Si l’on étudie en effet les bas-reliefs qui décorent les temples de la Thébaïde, on acquiert bientôt la conviction que Cnèph ou Cnouphis fut principalement adoré dans cette partie de l’Égypte la plus anciennement habitée. C’est à Cnouphis qu’est dédié, par exemple, le grand temple d’Esné, bâti par les Égyptiens, sous les empereurs Romains, de puis Claude jusqu’à Antonin-le-Pieux ; aussi l’image d’Amon-Cnouphis occupe-t-elle le dessus de la porte au fond du portique ; elle est sculptée sur toutes les colonnes, et une seule face latérale de ce même portique offre jusqu’à dix-huit bas-reliefs représentant Cnouphis des souverains de l’Égypte. Le petit temple d’Éléphantine, remarquable par le goût pur de son architecture et par sa parfaite exécution, fut également consacré au dieu Cnèpb ou Cnouphis, par un des plus illustres pharaons de la XVIIIe dynastie, Aménophis II, fils de Thouthmosis. Ce temple, mentionné par Strabon, existe encore presque intact ; ses bas-reliefs nous montrent le pharaon Aménophis, successivement accueilli par le dieu principal du temple, et par toutes les divinités de sa famille. Dans la grande salle, le roi accompagné de sa femme, la reine Taïa, présente de riches offrandes devant l’arche symbolique du dieu qui, plus loin, le reçoit dans ses bras.

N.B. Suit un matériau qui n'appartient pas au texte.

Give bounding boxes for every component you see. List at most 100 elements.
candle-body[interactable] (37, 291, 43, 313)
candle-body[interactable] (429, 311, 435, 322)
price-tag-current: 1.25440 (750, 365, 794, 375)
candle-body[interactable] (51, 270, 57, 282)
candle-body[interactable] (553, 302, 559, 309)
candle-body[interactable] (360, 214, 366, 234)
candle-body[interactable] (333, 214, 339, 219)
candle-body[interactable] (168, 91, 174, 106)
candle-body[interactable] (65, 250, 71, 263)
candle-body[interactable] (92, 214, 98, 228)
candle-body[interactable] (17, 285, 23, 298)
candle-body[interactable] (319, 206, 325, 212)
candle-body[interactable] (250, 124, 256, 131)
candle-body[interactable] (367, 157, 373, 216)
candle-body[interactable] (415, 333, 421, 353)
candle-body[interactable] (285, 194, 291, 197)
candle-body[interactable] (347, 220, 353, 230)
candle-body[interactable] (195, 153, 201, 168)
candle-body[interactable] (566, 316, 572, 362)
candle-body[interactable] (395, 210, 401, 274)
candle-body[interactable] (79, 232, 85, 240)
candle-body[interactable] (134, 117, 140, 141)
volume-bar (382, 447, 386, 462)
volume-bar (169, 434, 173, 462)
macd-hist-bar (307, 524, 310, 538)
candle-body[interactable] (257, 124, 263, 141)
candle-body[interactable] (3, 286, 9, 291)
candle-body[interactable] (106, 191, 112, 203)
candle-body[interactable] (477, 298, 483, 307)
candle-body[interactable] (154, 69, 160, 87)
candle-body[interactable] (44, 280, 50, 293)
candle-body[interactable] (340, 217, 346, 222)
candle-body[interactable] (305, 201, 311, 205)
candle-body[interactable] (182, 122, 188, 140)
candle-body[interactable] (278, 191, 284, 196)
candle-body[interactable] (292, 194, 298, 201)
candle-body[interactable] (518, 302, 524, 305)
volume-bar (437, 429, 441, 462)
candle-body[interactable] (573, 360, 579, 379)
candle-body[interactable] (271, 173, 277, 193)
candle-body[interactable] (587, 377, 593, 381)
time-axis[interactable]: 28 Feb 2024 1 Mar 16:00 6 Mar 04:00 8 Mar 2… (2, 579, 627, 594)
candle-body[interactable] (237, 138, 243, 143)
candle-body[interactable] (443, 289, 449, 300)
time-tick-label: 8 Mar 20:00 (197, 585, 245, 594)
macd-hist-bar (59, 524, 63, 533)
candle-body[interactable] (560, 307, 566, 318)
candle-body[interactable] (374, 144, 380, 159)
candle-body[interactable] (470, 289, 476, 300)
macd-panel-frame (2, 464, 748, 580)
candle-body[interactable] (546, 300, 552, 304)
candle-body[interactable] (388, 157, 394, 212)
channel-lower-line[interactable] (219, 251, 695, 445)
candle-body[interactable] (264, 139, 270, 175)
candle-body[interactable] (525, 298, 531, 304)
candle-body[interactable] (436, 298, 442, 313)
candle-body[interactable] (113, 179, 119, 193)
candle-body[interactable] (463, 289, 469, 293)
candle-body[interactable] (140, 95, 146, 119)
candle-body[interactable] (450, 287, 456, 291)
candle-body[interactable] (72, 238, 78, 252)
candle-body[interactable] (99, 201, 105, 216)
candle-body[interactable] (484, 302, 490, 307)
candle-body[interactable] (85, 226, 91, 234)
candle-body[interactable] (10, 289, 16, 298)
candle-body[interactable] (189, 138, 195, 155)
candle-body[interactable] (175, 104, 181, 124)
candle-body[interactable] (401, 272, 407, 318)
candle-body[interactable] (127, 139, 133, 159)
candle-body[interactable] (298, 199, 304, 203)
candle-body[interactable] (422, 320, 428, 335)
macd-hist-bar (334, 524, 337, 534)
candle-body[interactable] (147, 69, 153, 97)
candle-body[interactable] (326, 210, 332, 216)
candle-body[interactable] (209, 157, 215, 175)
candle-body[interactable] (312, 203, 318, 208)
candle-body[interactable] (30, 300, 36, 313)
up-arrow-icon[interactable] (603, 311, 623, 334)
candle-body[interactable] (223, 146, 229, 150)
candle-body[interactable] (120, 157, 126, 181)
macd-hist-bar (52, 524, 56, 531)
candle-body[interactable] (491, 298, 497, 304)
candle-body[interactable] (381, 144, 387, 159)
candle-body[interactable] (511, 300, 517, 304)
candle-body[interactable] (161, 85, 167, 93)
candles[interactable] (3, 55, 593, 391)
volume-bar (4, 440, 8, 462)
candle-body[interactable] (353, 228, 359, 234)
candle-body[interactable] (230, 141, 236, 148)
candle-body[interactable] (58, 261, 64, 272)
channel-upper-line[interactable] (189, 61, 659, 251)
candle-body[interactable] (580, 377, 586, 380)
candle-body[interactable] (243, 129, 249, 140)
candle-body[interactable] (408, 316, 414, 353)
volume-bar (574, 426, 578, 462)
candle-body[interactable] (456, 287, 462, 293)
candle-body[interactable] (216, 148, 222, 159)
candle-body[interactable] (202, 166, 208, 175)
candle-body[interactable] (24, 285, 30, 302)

Cette grande divinité, une des modifications d’Amon, fut considérée par les Égyptiens, comme la source de tous les biens moraux et physiques ; on l’appelait spécialement le Bon Génie (Ἀγαθοδαίμων), le Bon Esprit ; c’était le principe de toutes choses, l’esprit qui animait et perpétuait le monde en le pénétrant dans toutes ses parties[1].

Cnouphis porte, dans plusieurs inscriptions hiéroglyphiques, une légende de laquelle il résulte que cette divinité présidait à l’inondation du Nil. Ainsi, ce phénomène, sans lequel l’Égypte ne serait qu’un désert aride, comme les plaines de la Libye qui l’avoisinent, était considéré comme un bienfait spécial du Bon Génie, un acte de la toute-puissance de Cnouphis. Dans quelques bas-reliefs, cette divinité porte les noms de NEF-RÉ, NOUF-RÉ ou NOUF-RI ; et Amon s’appelle aussi Amon-Ré ou Amon-Ri.

  1. Eusèbe, Préparat. Evangél. III. — Horapollon, I, 64. — Iamblique, VIII, 5.